I’m trying to see what the limits are to progressive resizing, and would like to plot out the number of images of a particular size, like in the screenshoted example from last year’s course below. Given a DataBunch, what’s the easiest way to get the filenames used so I can plot their sizes out?
Just to add to this, I enjoy working with dataframes (can easily filter on specific img requirements and pull the remaining filenames), so an alternative (for viewing both sides) could be this
Always appreciate the more pythonic way of doing things. This led to some great albeit obvious insights (and correct me if I’m wrong):
dataset items are tuples! i.e. (image (size), breed index), which led me to…
data.train_ds[0][0] (the image) is the transformed version of the original image data.train_ds.ds[0][0]
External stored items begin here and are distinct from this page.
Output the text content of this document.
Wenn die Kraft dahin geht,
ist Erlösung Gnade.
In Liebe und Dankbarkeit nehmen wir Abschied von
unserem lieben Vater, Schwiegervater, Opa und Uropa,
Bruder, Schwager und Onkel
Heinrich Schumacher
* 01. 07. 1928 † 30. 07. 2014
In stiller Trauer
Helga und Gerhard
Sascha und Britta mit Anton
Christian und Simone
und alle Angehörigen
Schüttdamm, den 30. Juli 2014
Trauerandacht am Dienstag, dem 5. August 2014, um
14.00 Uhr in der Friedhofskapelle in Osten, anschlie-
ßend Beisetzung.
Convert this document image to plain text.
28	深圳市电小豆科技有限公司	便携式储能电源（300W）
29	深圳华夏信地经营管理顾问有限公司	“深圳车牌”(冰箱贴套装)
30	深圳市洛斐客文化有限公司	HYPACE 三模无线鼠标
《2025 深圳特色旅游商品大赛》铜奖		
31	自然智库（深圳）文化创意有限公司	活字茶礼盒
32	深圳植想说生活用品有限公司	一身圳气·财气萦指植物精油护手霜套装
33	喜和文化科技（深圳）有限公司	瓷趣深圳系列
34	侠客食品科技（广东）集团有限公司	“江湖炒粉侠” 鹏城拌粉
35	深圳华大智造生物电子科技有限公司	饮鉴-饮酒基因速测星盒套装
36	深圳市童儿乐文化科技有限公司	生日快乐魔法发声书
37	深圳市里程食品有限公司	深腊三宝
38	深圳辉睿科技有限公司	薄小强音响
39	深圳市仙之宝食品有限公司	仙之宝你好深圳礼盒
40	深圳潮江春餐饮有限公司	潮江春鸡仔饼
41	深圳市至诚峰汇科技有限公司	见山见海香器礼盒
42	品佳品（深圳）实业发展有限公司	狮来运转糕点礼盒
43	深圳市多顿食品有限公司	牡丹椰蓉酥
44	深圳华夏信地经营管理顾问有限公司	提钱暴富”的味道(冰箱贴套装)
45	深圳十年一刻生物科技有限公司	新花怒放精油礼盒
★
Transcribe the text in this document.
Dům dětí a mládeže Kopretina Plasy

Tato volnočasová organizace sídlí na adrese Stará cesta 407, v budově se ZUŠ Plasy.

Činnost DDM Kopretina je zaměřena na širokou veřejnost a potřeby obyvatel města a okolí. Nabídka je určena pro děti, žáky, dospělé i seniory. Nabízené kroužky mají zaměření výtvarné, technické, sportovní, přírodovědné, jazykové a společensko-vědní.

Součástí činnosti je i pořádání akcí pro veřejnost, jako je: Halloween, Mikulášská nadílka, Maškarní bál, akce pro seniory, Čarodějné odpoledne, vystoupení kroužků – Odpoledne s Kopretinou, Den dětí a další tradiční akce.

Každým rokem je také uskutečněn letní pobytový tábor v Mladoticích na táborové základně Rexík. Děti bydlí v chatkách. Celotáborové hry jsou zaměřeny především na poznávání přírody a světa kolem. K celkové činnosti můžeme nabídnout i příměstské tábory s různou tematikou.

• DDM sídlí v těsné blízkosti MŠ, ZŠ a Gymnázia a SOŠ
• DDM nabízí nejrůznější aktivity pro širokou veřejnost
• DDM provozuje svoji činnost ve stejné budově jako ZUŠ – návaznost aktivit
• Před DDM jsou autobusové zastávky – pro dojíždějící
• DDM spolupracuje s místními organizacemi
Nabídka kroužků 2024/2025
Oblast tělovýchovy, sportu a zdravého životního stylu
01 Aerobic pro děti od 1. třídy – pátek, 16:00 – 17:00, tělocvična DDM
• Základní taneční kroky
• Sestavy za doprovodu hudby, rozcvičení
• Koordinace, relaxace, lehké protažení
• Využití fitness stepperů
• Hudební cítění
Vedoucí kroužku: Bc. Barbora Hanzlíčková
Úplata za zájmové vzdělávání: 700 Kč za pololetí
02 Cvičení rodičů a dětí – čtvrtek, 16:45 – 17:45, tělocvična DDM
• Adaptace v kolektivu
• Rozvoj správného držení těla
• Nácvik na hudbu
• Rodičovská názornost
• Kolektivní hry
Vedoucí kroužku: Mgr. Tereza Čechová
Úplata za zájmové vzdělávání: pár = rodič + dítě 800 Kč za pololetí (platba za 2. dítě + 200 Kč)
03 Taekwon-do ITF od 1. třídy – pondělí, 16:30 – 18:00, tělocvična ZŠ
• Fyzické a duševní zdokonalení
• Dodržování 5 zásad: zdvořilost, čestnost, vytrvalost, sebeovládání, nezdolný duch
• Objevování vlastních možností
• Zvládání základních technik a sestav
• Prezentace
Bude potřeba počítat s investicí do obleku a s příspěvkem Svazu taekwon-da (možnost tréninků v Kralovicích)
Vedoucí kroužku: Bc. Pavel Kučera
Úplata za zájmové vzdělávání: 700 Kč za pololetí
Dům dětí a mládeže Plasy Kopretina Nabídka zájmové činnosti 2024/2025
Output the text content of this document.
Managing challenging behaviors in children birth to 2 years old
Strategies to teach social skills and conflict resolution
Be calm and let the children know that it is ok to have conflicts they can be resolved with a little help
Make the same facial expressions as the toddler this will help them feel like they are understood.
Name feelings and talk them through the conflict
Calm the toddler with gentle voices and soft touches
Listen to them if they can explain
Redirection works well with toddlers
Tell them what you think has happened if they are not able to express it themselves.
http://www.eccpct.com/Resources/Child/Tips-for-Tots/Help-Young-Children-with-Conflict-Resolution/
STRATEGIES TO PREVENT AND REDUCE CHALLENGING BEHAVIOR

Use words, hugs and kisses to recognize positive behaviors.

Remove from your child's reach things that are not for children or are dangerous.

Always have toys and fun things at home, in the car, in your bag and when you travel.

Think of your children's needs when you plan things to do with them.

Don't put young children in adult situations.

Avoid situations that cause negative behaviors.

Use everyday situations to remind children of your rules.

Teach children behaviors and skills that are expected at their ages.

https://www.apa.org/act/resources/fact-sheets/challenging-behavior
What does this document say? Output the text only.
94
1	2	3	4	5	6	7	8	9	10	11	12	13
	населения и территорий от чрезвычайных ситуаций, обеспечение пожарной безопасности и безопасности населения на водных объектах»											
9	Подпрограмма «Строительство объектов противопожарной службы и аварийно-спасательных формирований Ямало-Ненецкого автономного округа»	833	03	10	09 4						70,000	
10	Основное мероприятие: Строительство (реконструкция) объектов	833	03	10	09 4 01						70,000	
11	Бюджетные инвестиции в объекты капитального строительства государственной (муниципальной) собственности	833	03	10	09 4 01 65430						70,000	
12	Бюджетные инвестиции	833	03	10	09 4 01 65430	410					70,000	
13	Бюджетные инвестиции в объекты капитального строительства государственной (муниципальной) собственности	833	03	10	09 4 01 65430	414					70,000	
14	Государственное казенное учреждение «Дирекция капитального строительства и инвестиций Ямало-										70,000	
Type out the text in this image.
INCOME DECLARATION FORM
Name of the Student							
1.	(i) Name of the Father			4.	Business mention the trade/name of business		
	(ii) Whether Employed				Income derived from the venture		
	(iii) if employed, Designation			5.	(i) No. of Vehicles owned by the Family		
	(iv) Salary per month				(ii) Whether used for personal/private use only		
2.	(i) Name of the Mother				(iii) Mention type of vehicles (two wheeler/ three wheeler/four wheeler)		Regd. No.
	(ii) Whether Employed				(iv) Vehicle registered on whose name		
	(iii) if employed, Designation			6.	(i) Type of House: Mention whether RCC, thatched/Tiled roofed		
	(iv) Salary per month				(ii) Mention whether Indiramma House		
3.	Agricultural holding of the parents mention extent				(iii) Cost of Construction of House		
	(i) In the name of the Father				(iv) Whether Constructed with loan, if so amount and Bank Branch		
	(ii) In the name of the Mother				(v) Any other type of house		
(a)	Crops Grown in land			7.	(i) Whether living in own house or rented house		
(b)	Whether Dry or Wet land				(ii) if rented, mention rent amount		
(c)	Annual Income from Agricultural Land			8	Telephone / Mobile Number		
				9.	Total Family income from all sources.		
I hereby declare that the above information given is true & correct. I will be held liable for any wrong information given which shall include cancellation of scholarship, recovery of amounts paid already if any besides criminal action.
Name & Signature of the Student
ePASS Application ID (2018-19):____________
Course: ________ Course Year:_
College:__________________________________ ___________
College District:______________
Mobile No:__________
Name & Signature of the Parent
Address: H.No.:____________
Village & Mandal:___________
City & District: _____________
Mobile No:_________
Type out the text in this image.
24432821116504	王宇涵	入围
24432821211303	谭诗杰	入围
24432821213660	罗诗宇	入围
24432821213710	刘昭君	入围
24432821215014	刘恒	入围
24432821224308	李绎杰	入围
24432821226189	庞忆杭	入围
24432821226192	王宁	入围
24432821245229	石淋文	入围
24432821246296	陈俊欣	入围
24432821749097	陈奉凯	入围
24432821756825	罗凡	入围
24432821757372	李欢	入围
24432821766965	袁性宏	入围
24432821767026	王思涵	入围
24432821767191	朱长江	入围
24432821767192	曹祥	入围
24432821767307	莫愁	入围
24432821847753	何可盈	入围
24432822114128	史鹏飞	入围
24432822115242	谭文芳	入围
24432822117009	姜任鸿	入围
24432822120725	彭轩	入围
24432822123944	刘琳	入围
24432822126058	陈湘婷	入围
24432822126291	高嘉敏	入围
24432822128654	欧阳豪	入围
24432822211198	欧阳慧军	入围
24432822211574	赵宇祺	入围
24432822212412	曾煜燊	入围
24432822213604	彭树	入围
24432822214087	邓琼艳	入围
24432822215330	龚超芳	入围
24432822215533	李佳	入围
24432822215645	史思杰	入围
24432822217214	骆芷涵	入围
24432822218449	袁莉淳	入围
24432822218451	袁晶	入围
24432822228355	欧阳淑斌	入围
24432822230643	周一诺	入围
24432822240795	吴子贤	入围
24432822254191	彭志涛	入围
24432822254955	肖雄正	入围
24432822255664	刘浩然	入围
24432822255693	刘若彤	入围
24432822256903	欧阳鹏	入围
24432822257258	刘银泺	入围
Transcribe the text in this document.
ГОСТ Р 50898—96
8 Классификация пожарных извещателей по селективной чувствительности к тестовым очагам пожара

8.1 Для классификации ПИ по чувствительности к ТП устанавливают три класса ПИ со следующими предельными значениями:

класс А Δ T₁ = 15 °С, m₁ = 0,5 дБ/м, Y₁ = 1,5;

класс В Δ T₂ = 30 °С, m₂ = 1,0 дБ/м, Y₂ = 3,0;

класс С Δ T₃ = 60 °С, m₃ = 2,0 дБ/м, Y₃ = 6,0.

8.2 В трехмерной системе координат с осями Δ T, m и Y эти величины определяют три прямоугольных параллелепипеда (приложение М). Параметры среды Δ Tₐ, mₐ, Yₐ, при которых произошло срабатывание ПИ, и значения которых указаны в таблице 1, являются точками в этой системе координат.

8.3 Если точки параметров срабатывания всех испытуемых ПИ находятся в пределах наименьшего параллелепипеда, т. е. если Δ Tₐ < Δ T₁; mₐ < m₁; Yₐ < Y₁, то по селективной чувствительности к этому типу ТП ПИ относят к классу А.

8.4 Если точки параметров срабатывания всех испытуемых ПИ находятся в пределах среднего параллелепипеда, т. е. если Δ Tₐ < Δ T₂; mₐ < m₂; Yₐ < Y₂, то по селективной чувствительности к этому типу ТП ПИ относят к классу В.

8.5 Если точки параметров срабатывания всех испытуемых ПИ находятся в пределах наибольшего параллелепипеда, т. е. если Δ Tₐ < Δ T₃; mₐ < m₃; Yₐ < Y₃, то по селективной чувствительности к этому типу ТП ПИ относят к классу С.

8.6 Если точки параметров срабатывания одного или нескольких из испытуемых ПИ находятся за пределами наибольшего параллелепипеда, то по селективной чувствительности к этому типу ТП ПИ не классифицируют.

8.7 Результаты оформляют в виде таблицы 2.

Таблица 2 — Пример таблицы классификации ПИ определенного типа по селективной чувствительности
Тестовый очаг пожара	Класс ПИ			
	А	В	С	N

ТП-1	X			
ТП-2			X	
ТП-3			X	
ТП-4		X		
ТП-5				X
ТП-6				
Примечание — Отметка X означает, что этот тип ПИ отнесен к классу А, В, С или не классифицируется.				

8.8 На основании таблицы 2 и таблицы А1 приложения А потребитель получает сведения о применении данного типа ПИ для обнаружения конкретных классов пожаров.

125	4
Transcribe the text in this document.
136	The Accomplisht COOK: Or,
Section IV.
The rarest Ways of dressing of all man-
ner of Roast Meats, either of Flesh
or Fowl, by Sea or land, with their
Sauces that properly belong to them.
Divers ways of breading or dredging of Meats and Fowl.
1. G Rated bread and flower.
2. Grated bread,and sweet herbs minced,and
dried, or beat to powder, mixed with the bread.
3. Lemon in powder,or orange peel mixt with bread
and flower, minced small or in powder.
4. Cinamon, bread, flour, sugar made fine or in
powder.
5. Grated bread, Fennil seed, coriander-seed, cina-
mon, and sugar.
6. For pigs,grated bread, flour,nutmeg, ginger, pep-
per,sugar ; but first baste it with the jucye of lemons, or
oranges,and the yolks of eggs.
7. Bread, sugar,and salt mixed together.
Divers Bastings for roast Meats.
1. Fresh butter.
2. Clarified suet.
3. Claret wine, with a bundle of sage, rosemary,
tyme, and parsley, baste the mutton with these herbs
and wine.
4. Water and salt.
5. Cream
when viewing the cropped version in data.train_ds[0][0], it changes every time. I’m putting all the pieces together now and presume that the “DatasetTfm” contains the original dataset and a transformer “tfm”, which is applies to the original image (data.train_ds.ds) and stored in data.train_ds.
Apologies if I’ve just stated the obvious, but might be insightful for anyone else like me starting out.
You are extremely not wrong, and have summarize this beautifully! I’m not sure we’ve done a great job of explaining this lower-level details in the docs, so if you want to really test your understanding, feel free to try adding more info to the docs to help others too! (And do let me know if you decide to do this, and want help understanding how to contribute).